The office of the prime minister is more important than the individuals who occupy it. But in India, often the opposite is the case. One indicator of this is the fact that the houses in which at least two past prime ministers lived have become monuments to their memory. Teen Murti House, which was the official residence of the first prime minister, Jawaharlal Nehru, now houses the Nehru Museum, complete with a sound and light show. Similarly, Indira Gandhi’s residence on Safdarjung Road is now a museum. It is only very recently that successive prime ministers have been occupying 7 Race Course Road. The special protection group which is responsible for the security of the prime minister has recommended that the Race Course Road property is no longer safe for Mr Atal Bihari Vajpayee, the present incumbent in the country’s top job. Its grounds are easily visible from the top of Ashoka Hotel which thus provides a good vantage point for a sniper. The house also has a common boundary wall with the Delhi Gymkhana. The latter, because it is a very popular club, is impossible to make completely secure. Mr Vajpayee’s residence is thus a high-risk area from the point of view of his personal security.

This has raised the demand for a permanent residence for the prime minister in a more secure property. Teen Murti House has been suggested as the most suitable building. In India, there is a propensity to attack a problem from the wrong end, to take the right decision for the wrong reasons. Mr Vajpayee, or whoever is the prime minister, should live in Teen Murti House, not because it is more secure that 7 Race Course Road or any other bungalow in Lutyen’s Delhi, but because Teen Murti House is the best house for the leader of the country. The most spacious and spectacular house in the capital is Rashtrapati Bhavan where the head of the state, the president, lives. After that, Teen Murti House is the best available mansion with lovely grounds. It is fitting that such a building becomes the prime minister’s residence. It will add dignity and pomp to the august office. Lord Mountbatten, who originally suggested to Nehru that the latter should live there, had a sense of ceremony and dignity. Nehru, despite the Gandhian ambience of the times, welcomed the suggestion.

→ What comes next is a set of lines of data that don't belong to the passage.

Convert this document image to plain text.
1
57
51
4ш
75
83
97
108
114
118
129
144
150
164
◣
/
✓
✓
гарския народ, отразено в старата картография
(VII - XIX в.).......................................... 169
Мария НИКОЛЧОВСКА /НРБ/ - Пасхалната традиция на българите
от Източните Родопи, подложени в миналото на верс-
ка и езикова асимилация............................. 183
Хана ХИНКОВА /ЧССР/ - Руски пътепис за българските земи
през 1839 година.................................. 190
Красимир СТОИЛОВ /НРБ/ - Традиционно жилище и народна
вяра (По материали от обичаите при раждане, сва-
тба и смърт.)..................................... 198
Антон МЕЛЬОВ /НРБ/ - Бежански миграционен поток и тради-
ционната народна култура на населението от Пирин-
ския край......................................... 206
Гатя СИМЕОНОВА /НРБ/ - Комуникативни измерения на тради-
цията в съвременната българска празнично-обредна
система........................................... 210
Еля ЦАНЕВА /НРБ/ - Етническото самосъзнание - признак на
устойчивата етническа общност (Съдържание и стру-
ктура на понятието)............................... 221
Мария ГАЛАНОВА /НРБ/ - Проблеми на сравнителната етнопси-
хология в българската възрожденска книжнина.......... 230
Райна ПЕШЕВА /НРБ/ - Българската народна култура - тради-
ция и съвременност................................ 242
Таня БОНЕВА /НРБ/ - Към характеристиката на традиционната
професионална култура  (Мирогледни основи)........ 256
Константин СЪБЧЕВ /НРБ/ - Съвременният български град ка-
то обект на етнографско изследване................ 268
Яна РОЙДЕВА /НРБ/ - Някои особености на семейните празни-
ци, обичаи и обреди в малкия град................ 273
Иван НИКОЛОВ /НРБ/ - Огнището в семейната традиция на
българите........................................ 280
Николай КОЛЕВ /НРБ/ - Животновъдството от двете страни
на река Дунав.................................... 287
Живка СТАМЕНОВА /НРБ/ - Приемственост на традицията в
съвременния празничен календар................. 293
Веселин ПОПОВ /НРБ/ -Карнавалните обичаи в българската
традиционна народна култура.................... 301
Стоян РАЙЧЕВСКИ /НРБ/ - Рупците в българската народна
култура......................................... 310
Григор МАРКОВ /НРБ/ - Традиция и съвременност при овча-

The idea of a permanent residence for the prime minister was never mooted after Nehru’s death. Deference to his memory and the spirit of sycophancy that occasionally grips the Congress ensured that Teen Murti House became a museum dedicated to Nehru and part of the grounds became a library named after him. The man thus became more important than the office. There are good reasons to believe that Nehru with his commitment to and respect for democratic values would not have approved of the move. There is an opportunity now to redeem a past wrong. The Nehru Museum, without showing disrespect to the first prime minister of India, can be housed elsewhere and Teen Murti House can be made into the permanent residence of the prime minister, the Indian equivalent of 10 Downing Street.